Layer Swapping for Zero-Shot Cross-Lingual Transfer in Large Language Models

Bandarkar, Lucas, Muller, Benjamin, Yuvraj, Pritish, Hou, Rui, Singhal, Nayan, Lv, Hongjiang, Liu, Bing

arXiv.org Artificial Intelligence 

Model merging, such as model souping, is the practice of combining different models with the same architecture together without further training. In this work, we present a model merging methodology that addresses the difficulty of finetuning Large Language Models (LLMs) for target tasks in non-English languages, where task-specific data is often unavailable. We focus on mathematical reasoning and without in-language math data, facilitate cross-lingual transfer by composing language and math capabilities. We then replace the top and bottom transformer layers of the math expert directly with layers from the language expert, which consequently enhances math performance in the target language.
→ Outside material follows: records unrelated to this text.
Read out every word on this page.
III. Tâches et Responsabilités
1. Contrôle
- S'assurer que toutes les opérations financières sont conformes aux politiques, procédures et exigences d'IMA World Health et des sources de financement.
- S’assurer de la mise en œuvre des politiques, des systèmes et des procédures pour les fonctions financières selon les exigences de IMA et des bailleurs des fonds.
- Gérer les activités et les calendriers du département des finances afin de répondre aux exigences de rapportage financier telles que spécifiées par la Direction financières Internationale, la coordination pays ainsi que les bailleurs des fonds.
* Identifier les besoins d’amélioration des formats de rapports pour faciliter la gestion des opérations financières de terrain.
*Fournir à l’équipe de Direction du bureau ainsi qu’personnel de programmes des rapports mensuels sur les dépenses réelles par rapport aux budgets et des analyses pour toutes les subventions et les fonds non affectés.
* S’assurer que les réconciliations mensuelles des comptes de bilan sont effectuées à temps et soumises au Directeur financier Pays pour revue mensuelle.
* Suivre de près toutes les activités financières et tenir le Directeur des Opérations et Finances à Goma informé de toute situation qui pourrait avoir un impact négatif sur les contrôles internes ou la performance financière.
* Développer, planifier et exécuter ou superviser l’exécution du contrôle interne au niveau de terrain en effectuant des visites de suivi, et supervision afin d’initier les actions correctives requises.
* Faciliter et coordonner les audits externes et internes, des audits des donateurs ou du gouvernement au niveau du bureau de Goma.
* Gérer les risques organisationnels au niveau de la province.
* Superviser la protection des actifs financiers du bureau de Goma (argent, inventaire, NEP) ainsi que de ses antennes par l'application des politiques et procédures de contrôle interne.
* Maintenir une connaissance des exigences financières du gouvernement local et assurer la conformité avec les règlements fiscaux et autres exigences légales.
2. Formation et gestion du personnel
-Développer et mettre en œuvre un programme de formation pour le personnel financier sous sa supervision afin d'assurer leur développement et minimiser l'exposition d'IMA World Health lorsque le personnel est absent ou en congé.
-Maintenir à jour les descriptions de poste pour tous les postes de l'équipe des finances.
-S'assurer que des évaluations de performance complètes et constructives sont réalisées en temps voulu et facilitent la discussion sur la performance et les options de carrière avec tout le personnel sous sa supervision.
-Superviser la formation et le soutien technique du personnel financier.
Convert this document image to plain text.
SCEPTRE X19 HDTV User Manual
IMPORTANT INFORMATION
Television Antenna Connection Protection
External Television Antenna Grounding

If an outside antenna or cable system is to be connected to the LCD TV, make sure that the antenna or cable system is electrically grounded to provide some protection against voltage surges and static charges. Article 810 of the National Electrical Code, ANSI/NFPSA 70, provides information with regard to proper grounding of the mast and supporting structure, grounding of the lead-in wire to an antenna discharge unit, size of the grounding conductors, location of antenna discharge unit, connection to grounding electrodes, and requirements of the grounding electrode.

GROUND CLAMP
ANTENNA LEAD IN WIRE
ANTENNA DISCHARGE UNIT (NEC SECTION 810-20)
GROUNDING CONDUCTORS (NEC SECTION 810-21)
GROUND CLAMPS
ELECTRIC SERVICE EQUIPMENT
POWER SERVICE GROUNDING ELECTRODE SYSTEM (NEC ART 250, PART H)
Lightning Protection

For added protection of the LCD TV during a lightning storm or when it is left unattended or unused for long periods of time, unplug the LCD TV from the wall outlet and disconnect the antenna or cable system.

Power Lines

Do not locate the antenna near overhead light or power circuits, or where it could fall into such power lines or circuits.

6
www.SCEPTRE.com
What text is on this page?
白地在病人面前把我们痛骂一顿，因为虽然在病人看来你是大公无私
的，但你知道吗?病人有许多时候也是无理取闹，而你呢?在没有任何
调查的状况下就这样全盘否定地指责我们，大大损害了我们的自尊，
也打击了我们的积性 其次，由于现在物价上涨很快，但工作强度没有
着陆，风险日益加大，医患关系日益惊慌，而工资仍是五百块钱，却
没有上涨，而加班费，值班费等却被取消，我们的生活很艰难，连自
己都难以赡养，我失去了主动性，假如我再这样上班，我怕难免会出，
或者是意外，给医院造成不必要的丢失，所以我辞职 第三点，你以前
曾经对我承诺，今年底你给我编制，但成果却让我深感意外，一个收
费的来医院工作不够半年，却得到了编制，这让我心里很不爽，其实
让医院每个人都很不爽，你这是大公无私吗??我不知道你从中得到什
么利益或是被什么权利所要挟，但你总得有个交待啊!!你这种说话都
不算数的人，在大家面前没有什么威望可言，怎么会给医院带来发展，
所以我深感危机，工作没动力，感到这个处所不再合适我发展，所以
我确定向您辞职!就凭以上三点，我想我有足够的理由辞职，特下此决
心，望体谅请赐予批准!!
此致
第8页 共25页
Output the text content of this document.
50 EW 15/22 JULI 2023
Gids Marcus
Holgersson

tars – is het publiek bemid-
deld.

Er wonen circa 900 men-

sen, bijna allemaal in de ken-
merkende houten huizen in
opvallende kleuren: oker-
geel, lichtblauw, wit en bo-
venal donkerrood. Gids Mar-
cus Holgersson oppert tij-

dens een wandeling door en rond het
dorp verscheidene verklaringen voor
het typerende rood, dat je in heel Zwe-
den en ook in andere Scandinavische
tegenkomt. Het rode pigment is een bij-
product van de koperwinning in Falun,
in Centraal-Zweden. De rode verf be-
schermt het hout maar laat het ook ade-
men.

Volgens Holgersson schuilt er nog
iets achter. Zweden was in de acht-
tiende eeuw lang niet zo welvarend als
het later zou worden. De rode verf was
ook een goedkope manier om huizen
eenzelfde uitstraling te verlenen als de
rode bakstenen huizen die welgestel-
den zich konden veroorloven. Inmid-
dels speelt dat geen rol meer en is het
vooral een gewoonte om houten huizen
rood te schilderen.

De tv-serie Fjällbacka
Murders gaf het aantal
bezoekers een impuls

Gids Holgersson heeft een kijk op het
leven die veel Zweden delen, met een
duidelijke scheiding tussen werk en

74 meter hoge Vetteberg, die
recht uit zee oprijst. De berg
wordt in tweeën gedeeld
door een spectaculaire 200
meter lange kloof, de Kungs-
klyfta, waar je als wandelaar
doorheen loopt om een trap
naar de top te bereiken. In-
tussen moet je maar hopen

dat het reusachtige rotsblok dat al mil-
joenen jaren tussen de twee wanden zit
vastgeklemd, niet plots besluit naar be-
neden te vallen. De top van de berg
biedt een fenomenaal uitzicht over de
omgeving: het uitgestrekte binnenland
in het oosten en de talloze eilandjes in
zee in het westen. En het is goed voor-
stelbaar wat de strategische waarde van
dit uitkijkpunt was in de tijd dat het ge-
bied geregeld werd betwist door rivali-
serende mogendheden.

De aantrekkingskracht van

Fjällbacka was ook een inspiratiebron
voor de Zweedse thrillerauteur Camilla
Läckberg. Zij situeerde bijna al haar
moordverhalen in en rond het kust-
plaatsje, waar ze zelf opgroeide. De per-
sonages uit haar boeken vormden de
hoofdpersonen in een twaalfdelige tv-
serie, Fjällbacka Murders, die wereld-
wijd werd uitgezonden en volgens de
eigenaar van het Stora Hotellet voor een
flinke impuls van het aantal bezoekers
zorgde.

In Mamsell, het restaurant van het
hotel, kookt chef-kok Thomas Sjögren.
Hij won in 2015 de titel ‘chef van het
The resulting merged models outperform the individual experts and other merging methods on the math benchmark, MGSM, by 10% across four major languages where math instruction data is scarce. In addition, this layer swapping is simple, inexpensive, and intuitive, as it is based on an interpretative analysis of the most important parameter changes during the fine-tuning of each expert. The ability to successfully re-compose LLMs for cross-lingual transfer in this manner opens up future possibilities to combine model expertise, create modular solutions, and transfer reasoning capabilities across languages all post hoc. Instruction fine-tuning Large Language Models (LLMs) is necessary to customize pre-trained models for real-world applications. This fine-tuning is especially critical in multilingual settings because most popular open-source LLMs have been pretrained on highly English-centric data (Llama et al., 2024; Yang et al., 2024a; Jiang et al., 2023). Furthermore, the scarcity of high-quality labeled data available for post-training in non-English languages and the tremendous cost of procuring it further exacerbates the inequality.